A indústria geral, porém, registrou piora em relação ao quarto trimestre, com queda de 10,2% na produtividade e aumento de 16,4% no custo unitário do trabalho - resultado influenciado pelo resultados ruins da indústria extrativa.

O custo unitário do trabalho (que mede a relação entre a produtividade e os gastos com a folha individual de pagamento), encolheu em dois setores no primeiro trimestre: queda de 2,3% em alimentos e bebidas de de 3% em fumo. No conjunto, o custo do trabalho na indústria de transformação subiu 15%, elevação superior à registrada no quarto trimestre (12,7%). Em seis entre os 17 setores, contudo, o custo do trabalho subiu menos do que a alta registrada no quarto trimestre do ano passado. O aumento menor indica que as demissões e os acordos de redução de jornada e salários feitos desde novembro ajudaram a indústria a conter esse custo. Houve desaceleração nos setores têxtil, de vestuário, coque, refino de petróleo, combustíveis nucleares e álcool, produtos químicos, minerais não metálicos e meios de transporte.

"O grupo de bens de consumo tem sido favorecido pela desaceleração lenta da renda e pela inflação cadente e deve se recuperar mais rapidamente que os outros grupos da indústria", avalia a economista-chefe da Rosenberg & Associados, Thaís Marzola Zara. Ela observa que os bens de consumo não duráveis, que não dependem de crédito, começaram a registrar desempenho mais favorável que a média a partir de março. Outros segmentos de bens de consumo, como aparelhos eletroeletrônicos e equipamentos de linha branca, apresentaram queda na produtividade e no uso da capacidade instalada, mas podem apresentar recuperação ao longo deste trimestre, favorecidos por uma pequena melhora na oferta de crédito e pela desoneração de impostos.

O professor do Instituto de Economia da Unicamp, Fernando Sarti, considera que a melhora no desempenho dos setores de alimentos, vestuário, têxtil, químico e de material de construção tem um "efeito retroalimentador" da economia. "Embora sejam setores que em condições normais já apresentam menor produtividade e menor uso da capacidade instalada do que o setor metalúrgico, por exemplo, eles são grandes geradores de emprego. Se fossem fortemente afetados teriam um efeito mais perverso para a economia como um todo", pondera. Ele também acredita que os segmentos de duráveis (eletrodomésticos, eletroeletrônicos e automotivo), já favorecidos pela redução de tributos, estão mais próximos de uma recuperação efetiva da produção.

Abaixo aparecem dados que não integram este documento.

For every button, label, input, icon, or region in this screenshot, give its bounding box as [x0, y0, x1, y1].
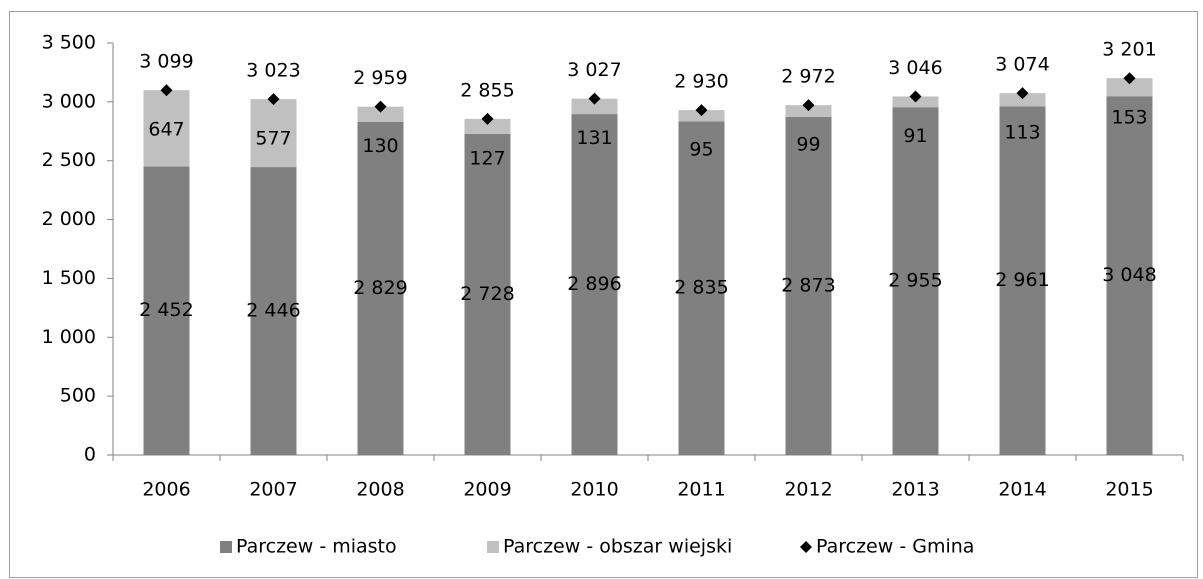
bar-segment: [892, 107, 939, 455]
data-label: 113: [1004, 122, 1040, 144]
legend-swatch: [487, 541, 499, 553]
data-label: 3 048: [1102, 264, 1156, 286]
bar-segment: [785, 116, 832, 455]
x-tick-label: 2006: [142, 479, 190, 501]
y-tick-label: 2 000: [42, 208, 96, 230]
marker: [588, 92, 601, 105]
data-label: 3 027: [567, 59, 621, 81]
data-label: 2 835: [674, 277, 728, 299]
x-tick-label: 2010: [570, 479, 618, 501]
bar-segment: [571, 114, 618, 455]
data-label: 153: [1111, 107, 1147, 129]
marker: [481, 112, 494, 125]
data-label: 3 023: [246, 60, 300, 82]
x-tick-label: 2007: [249, 479, 297, 501]
data-label: 2 855: [460, 79, 514, 101]
data-label: 2 728: [460, 283, 514, 305]
data-label: 2 896: [567, 273, 621, 295]
y-tick-label: 3 000: [42, 90, 96, 112]
marker: [909, 90, 922, 103]
bar-segment: [1106, 96, 1153, 456]
bar-segment: [357, 106, 404, 122]
data-label: 2 955: [888, 270, 942, 292]
marker: [160, 84, 173, 97]
data-label: 2 959: [353, 67, 407, 89]
marker: [1123, 72, 1136, 85]
data-label: 131: [576, 127, 612, 149]
y-tick-label: 500: [60, 385, 96, 407]
data-label: 647: [148, 119, 184, 141]
data-label: 95: [689, 139, 713, 161]
data-label: 3 099: [139, 51, 193, 73]
bar-segment: [464, 133, 511, 455]
marker: [802, 99, 815, 112]
bar-segment: [999, 106, 1046, 455]
x-tick-label: 2009: [463, 479, 511, 501]
data-label: 2 873: [781, 274, 835, 296]
marker: [374, 100, 387, 113]
y-tick-label: 2 500: [42, 149, 96, 171]
data-label: 2 829: [353, 277, 407, 299]
bar-segment: [357, 121, 404, 456]
data-label: 577: [255, 128, 291, 150]
marker: [267, 93, 280, 106]
y-tick-label: 0: [84, 444, 96, 466]
data-label: 2 446: [246, 300, 300, 322]
legend-label: Parczew - Gmina: [816, 536, 974, 558]
y-tick-label: 3 500: [42, 32, 96, 54]
bar-segment: [464, 118, 511, 134]
x-tick-label: 2015: [1105, 479, 1153, 501]
marker: [1016, 87, 1029, 100]
bar-segment: [1106, 78, 1153, 97]
x-tick-label: 2014: [998, 479, 1046, 501]
y-tick-label: 1 500: [42, 267, 96, 289]
data-label: 91: [903, 125, 927, 147]
bar-segment: [250, 167, 297, 455]
bar-segment: [143, 166, 190, 456]
bar-segment: [571, 98, 618, 115]
data-label: 2 930: [674, 71, 728, 93]
data-label: 3 074: [995, 54, 1049, 76]
bar-segment: [250, 99, 297, 168]
data-label: 3 046: [888, 57, 942, 79]
bar-segment: [143, 90, 190, 167]
x-tick-label: 2013: [891, 479, 939, 501]
legend-marker: [800, 541, 812, 553]
x-tick-label: 2012: [784, 479, 832, 501]
x-tick-label: 2011: [677, 479, 725, 501]
bar-segment: [678, 121, 725, 455]
legend-label: Parczew - obszar wiejski: [503, 536, 732, 558]
data-label: 130: [362, 135, 398, 157]
legend-label: Parczew - miasto: [236, 536, 397, 558]
x-tick-label: 2008: [356, 479, 404, 501]
bar-segment: [999, 93, 1046, 107]
data-label: 2 452: [139, 299, 193, 321]
data-label: 127: [469, 147, 505, 169]
y-tick-label: 1 000: [42, 326, 96, 348]
legend-swatch: [220, 541, 232, 553]
data-label: 2 972: [781, 66, 835, 88]
data-label: 3 201: [1102, 39, 1156, 61]
data-label: 2 961: [995, 269, 1049, 291]
data-label: 99: [796, 134, 820, 156]
marker: [695, 104, 708, 117]
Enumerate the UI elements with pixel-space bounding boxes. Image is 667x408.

Bráulio Borges, da LCA, observa que o grupo material de construção já apresentou melhora no uso da capacidade instalada, crescendo 7 pontos percentuais em abril sobre março, para 84,6%, já sob efeito da redução do IPI. O setor de material de transporte (que inclui veículos) também teve aumento da capacidade utilizada, de 1,3 ponto percentual em abril (ficando 0,6 ponto abaixo da média histórica). "Os segmentos menos sensíveis à confiança dos empresários, ao crédito e às exportações estão com ociosidade mais próxima da média histórica e têm menos necessidade de fazer novos ajustes no quadro de pessoal", avalia Borges.

O sócio da RC Consultores, Fábio Silveira, observa que a massa real de rendimentos se mantém estável porque a queda na geração de postos de trabalho formais na indústria no primeiro trimestre foi em parte anulada pela expansão em construção e serviços. Segundo o Cadastro Geral de Empregados e Desempregados (Caged), no primeiro trimestre, o saldo de novas vagas ficou negativo em 147,4 mil postos na indústria, com geração positiva na construção (30,3 mil) e em serviços (133,1 mil).